De ouderwetsche lange avondmantel is weer volkomen in eere hersteld, zelfs de stoffen ervoor doen denken aan den tijd, waarin onze moeders en grootmoeders naar „groote gebeurtenissen” gingen. Mantels van ottoman en zwaar moiré zien we nu de luchtige avondjaponnen bedekken en op een modeshow zagen wij een mantel van zware, kostbare zijde, die geheel bestikt was met soutache in fraaie figuren. Het kon zóó een stuk zijn uit de antieke kamferkist van grootmama. Ook fluweel en satin en zelfs taffetas zien we tot avondmantels verwerkt en het is bijna onnoodig te zeggen, dat zij voor dezen tijd rijkelijk met bont zijn gegarneerd. Echter niet tè rijkelijk. Dat overdaad schaadt, schijnen de modescheppers zich dit seizoen vele malen te hebben voorgehouden. — Prachtig luchtig bont zien we aan de avondmantels. Hermelijn, witte, zilver- en blauwvos zijn voor de gelukkigen met een ongelimiteerd kleedgeld. Geverfd konijn zal den avondmantel moeten sieren van ’t vrouwtje, dat het bescheidener moet aanleggen. Kortere manteltjes zien we van glinsterende loovertjes, meer geschikt voor jonge, frêle meisjes, en iets geheel nieuws is de cape-sjaal van fijne wollen kant. Men beweert, dat deze nouveauté de lange avondmantels op den duur wel zal verdringen, niet omdat een avondmantel zooveel kostbaarder is, maar omdat een lange avondmantel het noodig maakt, dat de draagster zich er statig en voornaam mee beweegt, en dit zou niet erg strooken met het karakter van de moderne vrouw, aan wie alles vlot en beweeglijk is.

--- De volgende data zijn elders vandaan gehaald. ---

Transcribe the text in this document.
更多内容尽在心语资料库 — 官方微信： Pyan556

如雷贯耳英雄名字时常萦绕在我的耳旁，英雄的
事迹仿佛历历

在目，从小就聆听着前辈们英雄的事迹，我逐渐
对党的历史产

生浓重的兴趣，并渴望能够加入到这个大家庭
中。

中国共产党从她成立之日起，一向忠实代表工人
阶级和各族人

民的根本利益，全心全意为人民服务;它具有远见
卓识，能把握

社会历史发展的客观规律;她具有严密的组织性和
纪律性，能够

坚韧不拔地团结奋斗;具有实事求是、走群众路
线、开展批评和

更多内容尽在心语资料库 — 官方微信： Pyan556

Wat hiervan bewaarheid zal worden? Wachten wij af en houden wij ’t oog op beide kleedingstukken gericht. Thans nog een enkel woord over de „ditjes en datjes”, die het avondtoilet „af” maken. In de eerste plaats de corsages, juister gezegd de bloemen, want de corsage is niet meer de eenige plaats, waarop we een toef of een guirlande zijden of fluweelen bloem zien aangebracht. We zien ze ook in de taille, op den schouder, ja zelfs op den rok. Bloemen van zilver- en goudlamé schijnen de voorkeur te bezitten en laten zich dan ook met welhaast iedere tint combineeren.

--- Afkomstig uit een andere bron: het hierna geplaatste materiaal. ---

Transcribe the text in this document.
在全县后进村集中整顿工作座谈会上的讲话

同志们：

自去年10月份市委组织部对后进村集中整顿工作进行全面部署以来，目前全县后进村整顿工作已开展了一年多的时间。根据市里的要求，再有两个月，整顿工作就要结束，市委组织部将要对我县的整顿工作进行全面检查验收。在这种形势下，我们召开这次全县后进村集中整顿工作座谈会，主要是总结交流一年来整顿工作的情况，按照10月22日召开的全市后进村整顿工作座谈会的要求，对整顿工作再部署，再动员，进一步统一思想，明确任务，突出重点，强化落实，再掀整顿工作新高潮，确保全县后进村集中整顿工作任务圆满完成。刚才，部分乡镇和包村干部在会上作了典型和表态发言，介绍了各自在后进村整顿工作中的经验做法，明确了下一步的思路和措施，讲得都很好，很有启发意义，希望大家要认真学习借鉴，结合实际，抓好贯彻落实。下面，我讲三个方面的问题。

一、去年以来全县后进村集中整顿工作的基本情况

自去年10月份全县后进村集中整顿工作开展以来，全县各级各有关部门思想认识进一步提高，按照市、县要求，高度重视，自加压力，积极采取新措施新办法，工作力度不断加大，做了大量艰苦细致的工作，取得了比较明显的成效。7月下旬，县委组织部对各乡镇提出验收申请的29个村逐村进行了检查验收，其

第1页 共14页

Nog altijd vraagt de avondjapon lange handschoenen. Vooral fluweelen handschoenen staan zeer in de gunst en opvallend is de combinatie zwart fluweelen handschoenen en een witte robe. Bijoux zijn bij het avondtoilet volstrekt niet onontbeerlijk, maar soms kunnen zij toch een verschijning juist die „finishing touch” geven, waaraan deze nog juist behoefte had.